My first thought when she told me she was leaving was, "Now who will I go to for inspiration?" I am making peace with what I know would be her answer. It's what she's been trying to show me through her witness all along. I can almost hear her say to me, "It's not complicated Laura. The answer is always going to be go to God the Father, God the Son and God the Holy Spirit. The Blessed Mother will help guide as needed." Like I said, this is how she rolls. She makes the faith uncomplicated. She makes the faith accessible. She has given me the one word about our faith that helps me live it more fully.
Susan also has the loveliest laugh, which makes her leaving even more difficult to bear, as I will miss hearing it grace our hallways. Laughter like hers lightens the heart. I hope I never forget what it sounds like. It is that joyful. I wish you could hear it.
Not to put too fine a point on all of this, but encountering these four women over the last three years has changed me. They have each spoken to my heart on so many levels and as a result, I have grown in humility, fervor, charity and faith. I often say I want to be like them when I grow up and while that's true, the reality is that I want them to remain with me as I grow up, so that we can continue the journey together. I am that selfish.
When I was a little girl, I came across a poem of sorts that perfectly summed up how I felt about friendship at the time:
"Don't walk in front of me, I may not follow.

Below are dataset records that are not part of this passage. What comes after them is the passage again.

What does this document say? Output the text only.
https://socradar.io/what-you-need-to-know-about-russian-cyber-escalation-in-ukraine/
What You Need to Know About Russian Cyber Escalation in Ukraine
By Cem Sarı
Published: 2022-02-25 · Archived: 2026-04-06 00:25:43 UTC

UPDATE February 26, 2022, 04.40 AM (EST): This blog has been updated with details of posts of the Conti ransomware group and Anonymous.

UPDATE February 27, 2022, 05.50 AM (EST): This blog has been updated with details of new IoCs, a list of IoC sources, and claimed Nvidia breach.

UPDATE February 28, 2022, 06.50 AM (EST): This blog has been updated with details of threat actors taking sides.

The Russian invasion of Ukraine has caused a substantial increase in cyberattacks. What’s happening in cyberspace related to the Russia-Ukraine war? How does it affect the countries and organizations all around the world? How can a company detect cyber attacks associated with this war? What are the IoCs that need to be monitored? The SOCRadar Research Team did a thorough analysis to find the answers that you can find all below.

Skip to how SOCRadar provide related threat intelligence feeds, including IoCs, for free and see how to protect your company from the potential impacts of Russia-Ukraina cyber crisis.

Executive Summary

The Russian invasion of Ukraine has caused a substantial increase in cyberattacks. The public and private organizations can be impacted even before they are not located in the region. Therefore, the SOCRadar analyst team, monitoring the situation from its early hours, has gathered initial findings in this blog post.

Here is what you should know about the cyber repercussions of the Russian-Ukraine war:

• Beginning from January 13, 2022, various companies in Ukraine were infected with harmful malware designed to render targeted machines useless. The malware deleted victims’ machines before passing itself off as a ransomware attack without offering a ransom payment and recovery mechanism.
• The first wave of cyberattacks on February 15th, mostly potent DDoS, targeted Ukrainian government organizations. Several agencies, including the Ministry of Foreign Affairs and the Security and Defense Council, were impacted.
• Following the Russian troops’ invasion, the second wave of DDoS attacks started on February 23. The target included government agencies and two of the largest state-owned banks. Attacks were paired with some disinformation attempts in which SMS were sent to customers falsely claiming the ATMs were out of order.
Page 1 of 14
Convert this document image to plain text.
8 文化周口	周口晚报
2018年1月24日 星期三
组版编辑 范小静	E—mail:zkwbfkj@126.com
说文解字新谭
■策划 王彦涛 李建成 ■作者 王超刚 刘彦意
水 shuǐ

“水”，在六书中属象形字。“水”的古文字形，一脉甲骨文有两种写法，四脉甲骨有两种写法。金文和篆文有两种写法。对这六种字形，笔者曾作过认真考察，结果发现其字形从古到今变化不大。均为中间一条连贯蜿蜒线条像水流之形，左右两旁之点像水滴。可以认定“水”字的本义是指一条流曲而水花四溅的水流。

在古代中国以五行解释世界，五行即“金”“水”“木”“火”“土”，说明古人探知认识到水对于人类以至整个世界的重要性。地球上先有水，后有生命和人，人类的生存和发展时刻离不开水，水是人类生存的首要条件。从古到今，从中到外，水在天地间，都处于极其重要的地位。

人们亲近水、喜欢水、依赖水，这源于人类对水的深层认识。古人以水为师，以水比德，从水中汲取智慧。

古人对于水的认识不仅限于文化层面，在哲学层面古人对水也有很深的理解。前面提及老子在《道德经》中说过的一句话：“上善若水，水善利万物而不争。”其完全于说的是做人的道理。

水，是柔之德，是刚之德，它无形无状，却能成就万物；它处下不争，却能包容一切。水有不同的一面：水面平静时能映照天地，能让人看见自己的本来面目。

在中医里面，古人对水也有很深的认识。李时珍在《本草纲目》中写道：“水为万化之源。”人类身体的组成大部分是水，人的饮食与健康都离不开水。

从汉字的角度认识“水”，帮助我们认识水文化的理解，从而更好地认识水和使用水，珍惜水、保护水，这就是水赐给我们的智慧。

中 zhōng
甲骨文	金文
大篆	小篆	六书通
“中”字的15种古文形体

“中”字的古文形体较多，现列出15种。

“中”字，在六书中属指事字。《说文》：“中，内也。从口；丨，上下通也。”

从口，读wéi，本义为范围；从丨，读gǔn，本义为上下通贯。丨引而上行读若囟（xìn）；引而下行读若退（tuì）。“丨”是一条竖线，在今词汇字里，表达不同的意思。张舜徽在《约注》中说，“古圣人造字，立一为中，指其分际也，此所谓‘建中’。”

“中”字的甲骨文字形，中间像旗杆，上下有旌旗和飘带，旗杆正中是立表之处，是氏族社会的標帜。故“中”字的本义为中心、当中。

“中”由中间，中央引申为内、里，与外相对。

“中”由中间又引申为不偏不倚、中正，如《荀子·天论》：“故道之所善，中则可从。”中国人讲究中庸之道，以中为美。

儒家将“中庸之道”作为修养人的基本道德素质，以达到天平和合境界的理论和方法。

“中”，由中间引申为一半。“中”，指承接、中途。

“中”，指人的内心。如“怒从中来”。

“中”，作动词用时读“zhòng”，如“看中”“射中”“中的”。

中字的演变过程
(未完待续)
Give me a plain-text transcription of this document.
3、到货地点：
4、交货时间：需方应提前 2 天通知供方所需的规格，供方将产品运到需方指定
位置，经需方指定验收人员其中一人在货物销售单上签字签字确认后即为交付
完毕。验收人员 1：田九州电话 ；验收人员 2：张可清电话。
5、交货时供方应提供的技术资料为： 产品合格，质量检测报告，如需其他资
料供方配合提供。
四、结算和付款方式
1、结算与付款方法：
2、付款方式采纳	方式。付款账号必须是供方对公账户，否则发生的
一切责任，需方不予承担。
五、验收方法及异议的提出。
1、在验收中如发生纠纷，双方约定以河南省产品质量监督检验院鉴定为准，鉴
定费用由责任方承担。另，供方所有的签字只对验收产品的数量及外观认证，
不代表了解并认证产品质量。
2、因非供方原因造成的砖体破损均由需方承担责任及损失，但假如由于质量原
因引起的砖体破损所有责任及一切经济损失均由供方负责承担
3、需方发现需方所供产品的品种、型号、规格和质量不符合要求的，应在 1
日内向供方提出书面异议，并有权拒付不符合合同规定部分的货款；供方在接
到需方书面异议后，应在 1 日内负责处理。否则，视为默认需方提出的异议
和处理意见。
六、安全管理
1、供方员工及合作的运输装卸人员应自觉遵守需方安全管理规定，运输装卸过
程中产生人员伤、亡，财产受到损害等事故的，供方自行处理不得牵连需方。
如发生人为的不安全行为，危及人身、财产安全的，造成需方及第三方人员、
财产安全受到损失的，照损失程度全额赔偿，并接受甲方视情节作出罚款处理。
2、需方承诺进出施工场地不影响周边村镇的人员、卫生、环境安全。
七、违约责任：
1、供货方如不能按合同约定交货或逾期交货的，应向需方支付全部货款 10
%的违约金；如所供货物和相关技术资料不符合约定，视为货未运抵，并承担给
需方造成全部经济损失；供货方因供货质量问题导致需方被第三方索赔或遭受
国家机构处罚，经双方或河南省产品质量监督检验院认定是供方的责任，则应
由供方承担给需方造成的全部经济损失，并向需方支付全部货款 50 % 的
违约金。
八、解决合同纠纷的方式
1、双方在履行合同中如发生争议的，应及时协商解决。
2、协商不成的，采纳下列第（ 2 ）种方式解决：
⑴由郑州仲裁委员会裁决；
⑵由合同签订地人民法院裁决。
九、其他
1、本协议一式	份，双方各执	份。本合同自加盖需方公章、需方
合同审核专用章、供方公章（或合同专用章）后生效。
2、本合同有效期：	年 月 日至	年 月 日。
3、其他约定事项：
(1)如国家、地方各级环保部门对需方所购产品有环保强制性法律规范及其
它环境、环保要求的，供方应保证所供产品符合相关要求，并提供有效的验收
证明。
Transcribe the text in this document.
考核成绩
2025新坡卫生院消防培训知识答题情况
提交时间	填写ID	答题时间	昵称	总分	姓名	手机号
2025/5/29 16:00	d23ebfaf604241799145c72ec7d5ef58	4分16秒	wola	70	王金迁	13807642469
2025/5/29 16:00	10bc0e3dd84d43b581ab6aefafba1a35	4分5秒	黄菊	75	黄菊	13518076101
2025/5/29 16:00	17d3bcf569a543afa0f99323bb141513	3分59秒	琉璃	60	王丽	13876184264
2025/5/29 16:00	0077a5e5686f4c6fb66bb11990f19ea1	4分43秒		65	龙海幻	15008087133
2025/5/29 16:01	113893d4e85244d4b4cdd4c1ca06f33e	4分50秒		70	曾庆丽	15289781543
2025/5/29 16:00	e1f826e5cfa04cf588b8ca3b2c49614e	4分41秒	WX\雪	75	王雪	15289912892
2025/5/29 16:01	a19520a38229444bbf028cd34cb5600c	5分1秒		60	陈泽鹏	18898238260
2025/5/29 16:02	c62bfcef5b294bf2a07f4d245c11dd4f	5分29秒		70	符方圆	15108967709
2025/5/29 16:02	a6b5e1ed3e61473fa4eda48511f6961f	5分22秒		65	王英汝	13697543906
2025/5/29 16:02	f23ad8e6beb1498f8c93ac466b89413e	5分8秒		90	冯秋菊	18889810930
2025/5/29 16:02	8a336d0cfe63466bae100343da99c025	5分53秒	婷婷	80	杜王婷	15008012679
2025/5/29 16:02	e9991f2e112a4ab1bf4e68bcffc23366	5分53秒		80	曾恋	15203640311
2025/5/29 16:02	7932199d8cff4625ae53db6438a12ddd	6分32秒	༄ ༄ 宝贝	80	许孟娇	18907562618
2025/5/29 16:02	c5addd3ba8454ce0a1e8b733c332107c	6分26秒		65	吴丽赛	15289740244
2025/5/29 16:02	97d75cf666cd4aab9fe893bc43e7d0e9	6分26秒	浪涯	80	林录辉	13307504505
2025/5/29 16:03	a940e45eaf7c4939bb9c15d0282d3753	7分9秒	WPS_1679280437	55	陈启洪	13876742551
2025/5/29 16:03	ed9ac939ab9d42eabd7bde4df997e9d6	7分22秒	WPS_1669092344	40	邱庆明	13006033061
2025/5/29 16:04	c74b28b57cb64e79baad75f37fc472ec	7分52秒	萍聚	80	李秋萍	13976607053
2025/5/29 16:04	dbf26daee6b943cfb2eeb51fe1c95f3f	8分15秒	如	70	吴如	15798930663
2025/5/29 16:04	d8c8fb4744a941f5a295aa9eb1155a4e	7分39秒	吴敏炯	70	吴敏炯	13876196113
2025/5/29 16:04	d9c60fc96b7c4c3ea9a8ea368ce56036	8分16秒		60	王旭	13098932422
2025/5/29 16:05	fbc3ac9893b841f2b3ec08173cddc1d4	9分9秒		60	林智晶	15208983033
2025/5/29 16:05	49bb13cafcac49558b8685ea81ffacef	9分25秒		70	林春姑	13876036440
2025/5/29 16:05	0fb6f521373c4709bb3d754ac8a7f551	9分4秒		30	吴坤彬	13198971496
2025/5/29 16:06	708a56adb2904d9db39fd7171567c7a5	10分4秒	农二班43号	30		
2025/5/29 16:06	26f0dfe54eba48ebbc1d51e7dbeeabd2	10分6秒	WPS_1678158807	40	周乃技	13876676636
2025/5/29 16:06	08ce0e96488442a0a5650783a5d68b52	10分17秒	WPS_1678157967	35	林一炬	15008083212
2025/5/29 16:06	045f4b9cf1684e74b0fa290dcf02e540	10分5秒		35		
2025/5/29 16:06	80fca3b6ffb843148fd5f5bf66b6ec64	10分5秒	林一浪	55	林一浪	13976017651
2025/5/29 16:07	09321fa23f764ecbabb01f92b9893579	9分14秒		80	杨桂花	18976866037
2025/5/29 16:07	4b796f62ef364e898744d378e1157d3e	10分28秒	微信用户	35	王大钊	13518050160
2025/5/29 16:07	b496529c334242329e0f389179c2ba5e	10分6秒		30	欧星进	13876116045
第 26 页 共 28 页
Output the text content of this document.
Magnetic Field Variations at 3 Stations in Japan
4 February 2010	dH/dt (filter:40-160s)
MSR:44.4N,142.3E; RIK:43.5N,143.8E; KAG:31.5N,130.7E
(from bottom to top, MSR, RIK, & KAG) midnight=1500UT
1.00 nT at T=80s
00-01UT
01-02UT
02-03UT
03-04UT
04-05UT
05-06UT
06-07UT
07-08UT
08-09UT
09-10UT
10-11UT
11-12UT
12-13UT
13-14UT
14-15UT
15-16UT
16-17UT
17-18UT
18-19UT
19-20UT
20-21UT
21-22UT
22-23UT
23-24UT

Don't walk behind me, I may not lead.
Just walk beside me and be my friend."
I believe this poem still holds true for me today. As I have reflected on this quote over the years and encountered women like Sister, Maggie, Marguerite and Susan, I've come to see the word friendship as synonymous with the word that Susan has used to describe how we should live out this beautiful faith of ours - accompaniment. In a true friendship we walk with others, without judgement, sharing what we can- wisdom, wit, witness, truth - in the spirit of helping the other become a better version of themselves, to be holy, to become saints.
It's how I will always remember these four incredible women: friends, who accompanied me, during the time in my life when I needed them the most, challenging and encouraging me to be the best version of me I can be.
As Sister, Maggie, Marguerite and Susan move on to the next thing He has put on each of their hearts, I am sad. It is only as I write this, that the reality of just how much I will miss them is beginning to set in; however, I also understand that it is only by moving on, which includes leaving me to the tasks at hand and to finish the work they prepared me to do, can there be room in their lives to accompany others in their time of need just as they accompanied me during mine. This is as it should be. And at the end of the day, this makes me ridiculously happy.